The forward speed was so low that fouling, seaweed and hounds’ teeth attached themselves to the live work with surprising rapidity, immobilizing the boat, even in favorable winds. The Italian-born adventurer risked more in his frequent dives to clean his hull than in the terrible storm that caught him in the Pacific. The greatest danger, however, was the fire that developed on board, caused by the alcohol stove. He had to throw himself overboard to avoid being roasted to death. And this was also the greatest risk taken by the boat’s structures with the interior half-destroyed by flames.
From Italian wacko to Australian hero
Sergio Testa cannot be called a great navigator for this exceptional feat of his, rather an adventurer with the necessary recklessness. A normal man who did not have to prove anything to anyone, with no mental disorders, who just wanted to experience something outside the norm. At his first cover-up, of the many he had in his three years around the world, he found himself shouting for no reason, “I am a free man, I am a free man!”
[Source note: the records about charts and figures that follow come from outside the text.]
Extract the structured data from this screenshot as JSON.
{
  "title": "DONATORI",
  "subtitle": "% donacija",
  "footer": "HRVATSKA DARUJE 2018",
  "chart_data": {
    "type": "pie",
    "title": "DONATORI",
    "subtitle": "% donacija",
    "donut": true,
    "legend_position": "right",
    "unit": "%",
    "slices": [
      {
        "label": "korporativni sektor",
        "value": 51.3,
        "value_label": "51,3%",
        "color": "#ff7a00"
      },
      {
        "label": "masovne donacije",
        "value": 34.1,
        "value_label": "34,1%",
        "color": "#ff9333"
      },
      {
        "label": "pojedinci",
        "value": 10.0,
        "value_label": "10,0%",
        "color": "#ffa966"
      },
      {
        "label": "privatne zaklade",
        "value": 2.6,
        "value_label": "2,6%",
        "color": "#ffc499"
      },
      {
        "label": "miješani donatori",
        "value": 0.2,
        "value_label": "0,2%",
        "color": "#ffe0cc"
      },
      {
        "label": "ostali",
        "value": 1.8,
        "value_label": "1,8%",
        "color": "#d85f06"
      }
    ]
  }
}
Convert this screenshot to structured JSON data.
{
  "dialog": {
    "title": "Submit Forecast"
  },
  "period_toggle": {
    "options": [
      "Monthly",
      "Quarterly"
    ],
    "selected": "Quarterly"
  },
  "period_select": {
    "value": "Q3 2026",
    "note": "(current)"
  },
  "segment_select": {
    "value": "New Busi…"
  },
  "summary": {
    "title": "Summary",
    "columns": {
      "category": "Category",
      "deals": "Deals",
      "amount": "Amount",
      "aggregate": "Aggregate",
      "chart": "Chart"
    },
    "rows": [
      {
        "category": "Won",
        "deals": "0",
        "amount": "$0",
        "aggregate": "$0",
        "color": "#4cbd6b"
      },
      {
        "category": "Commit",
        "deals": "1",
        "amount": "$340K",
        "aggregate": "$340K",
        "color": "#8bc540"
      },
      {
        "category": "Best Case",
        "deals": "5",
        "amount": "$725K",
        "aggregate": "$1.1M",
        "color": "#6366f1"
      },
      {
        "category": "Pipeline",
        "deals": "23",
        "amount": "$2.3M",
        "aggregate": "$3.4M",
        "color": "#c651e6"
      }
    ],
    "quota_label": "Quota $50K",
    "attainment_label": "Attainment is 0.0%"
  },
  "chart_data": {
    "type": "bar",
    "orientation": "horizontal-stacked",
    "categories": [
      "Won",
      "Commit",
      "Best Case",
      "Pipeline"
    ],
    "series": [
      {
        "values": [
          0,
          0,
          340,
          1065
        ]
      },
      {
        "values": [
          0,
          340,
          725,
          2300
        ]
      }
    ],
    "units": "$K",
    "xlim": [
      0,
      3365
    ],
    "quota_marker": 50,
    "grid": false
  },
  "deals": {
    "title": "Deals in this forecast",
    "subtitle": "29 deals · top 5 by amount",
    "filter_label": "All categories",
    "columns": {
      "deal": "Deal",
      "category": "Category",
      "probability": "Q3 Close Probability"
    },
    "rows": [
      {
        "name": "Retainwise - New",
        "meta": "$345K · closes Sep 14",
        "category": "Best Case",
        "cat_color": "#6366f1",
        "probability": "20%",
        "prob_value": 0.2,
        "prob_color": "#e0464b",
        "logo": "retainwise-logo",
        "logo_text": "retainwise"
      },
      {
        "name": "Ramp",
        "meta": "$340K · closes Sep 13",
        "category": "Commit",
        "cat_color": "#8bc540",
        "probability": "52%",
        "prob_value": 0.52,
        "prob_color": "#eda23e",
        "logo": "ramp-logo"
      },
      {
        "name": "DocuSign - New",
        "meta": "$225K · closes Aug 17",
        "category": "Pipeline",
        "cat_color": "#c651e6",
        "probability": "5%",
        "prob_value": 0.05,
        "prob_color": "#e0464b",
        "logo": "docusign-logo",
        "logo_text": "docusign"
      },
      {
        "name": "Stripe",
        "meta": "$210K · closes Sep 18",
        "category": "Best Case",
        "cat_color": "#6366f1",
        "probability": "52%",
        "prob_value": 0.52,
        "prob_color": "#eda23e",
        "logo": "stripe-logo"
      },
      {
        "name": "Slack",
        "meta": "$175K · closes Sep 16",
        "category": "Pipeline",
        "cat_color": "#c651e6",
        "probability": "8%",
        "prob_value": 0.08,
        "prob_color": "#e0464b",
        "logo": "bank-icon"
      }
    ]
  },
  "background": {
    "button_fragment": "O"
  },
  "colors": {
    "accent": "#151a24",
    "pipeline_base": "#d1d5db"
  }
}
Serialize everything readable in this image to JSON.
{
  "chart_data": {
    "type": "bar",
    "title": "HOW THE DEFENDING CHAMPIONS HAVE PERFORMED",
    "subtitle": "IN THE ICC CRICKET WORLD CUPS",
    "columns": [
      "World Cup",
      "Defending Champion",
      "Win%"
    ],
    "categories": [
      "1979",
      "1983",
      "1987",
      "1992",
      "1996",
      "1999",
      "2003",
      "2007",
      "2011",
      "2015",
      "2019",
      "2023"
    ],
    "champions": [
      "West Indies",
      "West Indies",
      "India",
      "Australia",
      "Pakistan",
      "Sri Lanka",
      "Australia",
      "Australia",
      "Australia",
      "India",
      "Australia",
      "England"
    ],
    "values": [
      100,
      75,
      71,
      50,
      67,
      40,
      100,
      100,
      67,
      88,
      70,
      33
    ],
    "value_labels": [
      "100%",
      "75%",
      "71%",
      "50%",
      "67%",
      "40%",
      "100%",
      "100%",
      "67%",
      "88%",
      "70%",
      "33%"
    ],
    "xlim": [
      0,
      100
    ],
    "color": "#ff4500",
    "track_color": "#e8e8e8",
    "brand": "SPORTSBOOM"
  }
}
And it is this desire for freedom, independence, but also for exploration and knowledge of new horizons, that is the mainspring that drove him to realize this venture. And you can tell by the joy with which, often neglecting the description of storms and bonanzas, he dwells mostly on recounting the encounters he had landing in the most remote places in the world.
Sergio Testa when he left Brisbane in 1985 was just an Italian-born crackpot; when he returned in 1987 he was an Australian hero.